The school district learned last week that it was one of 21 districts in the state selected to receive $15 million in grants for the Montana Striving Reader's Project, a program aimed at improving literacy achievement.
At Lone Rock, the $314,998 annual grant will be used to purchase a new reading curriculum, upgrade technology and pay for continuing education for teachers and paraeducators.
The grant is renewable for three years, although administrators have been told due to the uncertainties of federal funding, the monies are only ensured for two years.
Lone Rock School principal Tamara Lysons said the district completed a 45-page narrative for the grant application that outlined the district's needs and potential plans for the funding.
The district's current reading curriculum was something the community had identified as a weakness during community town hall meetings last year.
The curriculum was about 10 years old and missing some components, Lysons said. Schools typically start considering replacing a curriculum after five to seven years.
While reading hasn't changed over the years, Lysons said the innovations of reading instruction have been improved, especially for students who struggle.
Lone Rock Title One director Eve White helped write the grant.
Smart boards, e-readers and other software that can provide immediate feedback to young readers can make a major difference in literacy education, especially for struggling readers, White said.

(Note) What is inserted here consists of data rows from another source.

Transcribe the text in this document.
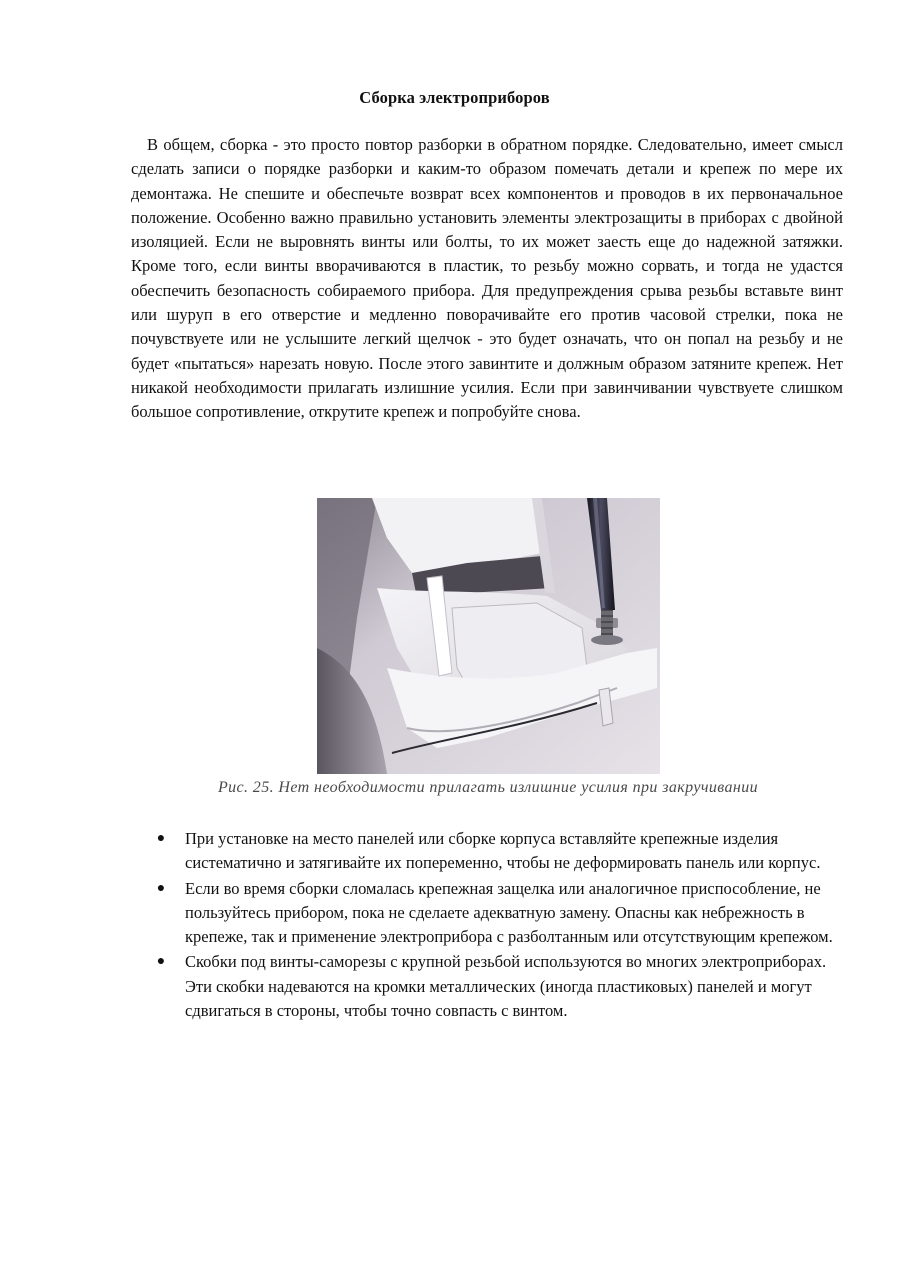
Сборка электроприборов
В общем, сборка - это просто повтор разборки в обратном порядке. Следовательно, имеет смысл сделать записи о порядке разборки и каким-то образом помечать детали и крепеж по мере их демонтажа. Не спешите и обеспечьте возврат всех компонентов и проводов в их первоначальное положение. Особенно важно правильно установить элементы электрозащиты в приборах с двойной изоляцией. Если не выровнять винты или болты, то их может заесть еще до надежной затяжки. Кроме того, если винты вворачиваются в пластик, то резьбу можно сорвать, и тогда не удастся обеспечить безопасность собираемого прибора. Для предупреждения срыва резьбы вставьте винт или шуруп в его отверстие и медленно поворачивайте его против часовой стрелки, пока не почувствуете или не услышите легкий щелчок - это будет означать, что он попал на резьбу и не будет «пытаться» нарезать новую. После этого завинтите и должным образом затяните крепеж. Нет никакой необходимости прилагать излишние усилия. Если при завинчивании чувствуете слишком большое сопротивление, открутите крепеж и попробуйте снова.
Рис. 25. Нет необходимости прилагать излишние усилия при закручивании
● При установке на место панелей или сборке корпуса вставляйте крепежные изделия систематично и затягивайте их попеременно, чтобы не деформировать панель или корпус.
● Если во время сборки сломалась крепежная защелка или аналогичное приспособление, не пользуйтесь прибором, пока не сделаете адекватную замену. Опасны как небрежность в крепеже, так и применение электроприбора с разболтанным или отсутствующим крепежом.
● Скобки под винты-саморезы с крупной резьбой используются во многих электроприборах. Эти скобки надеваются на кромки металлических (иногда пластиковых) панелей и могут сдвигаться в стороны, чтобы точно совпасть с винтом.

New research released just in the last few months shows there is no difference in reading comprehension for students using e-readers instead of traditional paper textbooks.
"Comprehension is the same, if not higher," White said. "Interest is the same, if not higher. That's something that educators have been worried about in the past."
Lysons said the grant will allow the school district to purchase additional smart boards, digital projectors, iPads, Kindles and two new mobile laptop centers with 50 new laptops.
"Everyone here is very excited about this grant," Lysons said.
School board trustee Dan Metully's wife baked a couple of cakes to help folks celebrate at last week's regular board meeting where the grant was announced.
"I was flipping floored to learn the grant was good for three years and close to $1 million," Metully said. "That's absolutely a lot of dough that's going to take some pressure off the rest of the budget."
Lysons said the community's support played a key role in helping the district successfully obtain the grant monies.
The grant application began with the school's mission that outlines that partnership that empowers students with the knowledge they need to become respectful, contributing citizens, Lysons said.
The ability to read is a vital component in making that happen.
"We're committed to the literacy of all of our students," Lysons said. "We all work very hard to ensure that happens and now we will have even better tools to help us."